Anadolu Selçuklu Sultanı I. Alaaddin Keykubad’ın emriyle 1226 yılında yapımına başlanan Kubadabad Sarayı, Beyşehir Gölü’nün hemen yanı başında, Anamas Dağları’nın eteklerinde yer alıyor. Kazı çalışmaları 44 yıldır titizlikle sürdürülüyor. Bugüne kadar elde edilen bulgular arasında, nadide çini eserlerin yanı sıra 20’den fazla yapının kalıntıları keşfedildi.
Ankara Üniversitesi Öğretim Üyesi Doç. Dr. Muharrem Çeken, Kubadabad Saray Külliyesi Kazı Başkanlığı görevini yürütüyor.
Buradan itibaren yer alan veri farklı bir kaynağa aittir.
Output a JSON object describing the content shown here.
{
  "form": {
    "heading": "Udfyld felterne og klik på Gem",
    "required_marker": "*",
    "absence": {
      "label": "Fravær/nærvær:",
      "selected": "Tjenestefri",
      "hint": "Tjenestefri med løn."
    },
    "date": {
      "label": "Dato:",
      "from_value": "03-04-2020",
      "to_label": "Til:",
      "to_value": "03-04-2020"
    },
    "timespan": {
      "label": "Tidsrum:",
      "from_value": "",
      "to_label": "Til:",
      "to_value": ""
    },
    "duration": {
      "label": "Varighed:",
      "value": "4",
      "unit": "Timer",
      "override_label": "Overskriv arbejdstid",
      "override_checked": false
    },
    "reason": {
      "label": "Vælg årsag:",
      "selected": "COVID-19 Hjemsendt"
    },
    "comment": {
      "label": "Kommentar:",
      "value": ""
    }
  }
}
Çalışmalar kapsamında 20’den fazla saray binası keşfedilirken, yakın zamanda bir yenisi daha bulundu. Bu yeni yapı “kuşhane” olarak tanımlandı ve avcı kuşların yetiştirildiği, korunduğu bir alan ya da bir gözetleme kulesi olabileceği düşünülüyor.
Dikdörtgen şeklinde dört duvardan oluşan bu yapı, daha önce bulunan nadide çinilerin işlemelerinde av eğlencelerini, büyülü inançları, sultanı, ileri gelenleri, hizmetkârları ve avcılığa yer vermelerinden Kubadabad Dönemi’nin avcılığa önem verdiği tespitinin doğrular nitelikte olduğunu gösterdi.
Kubadabad Sarayı’nın 14. yüzyıl başlarına kadar kullanıldığı belirlendi. Ayrıca Selçuklu kültürüne önemli katkı sağlayacak bu yapının Av seremonisine müdahale edilen bir kule de olabileceği ifade edildi.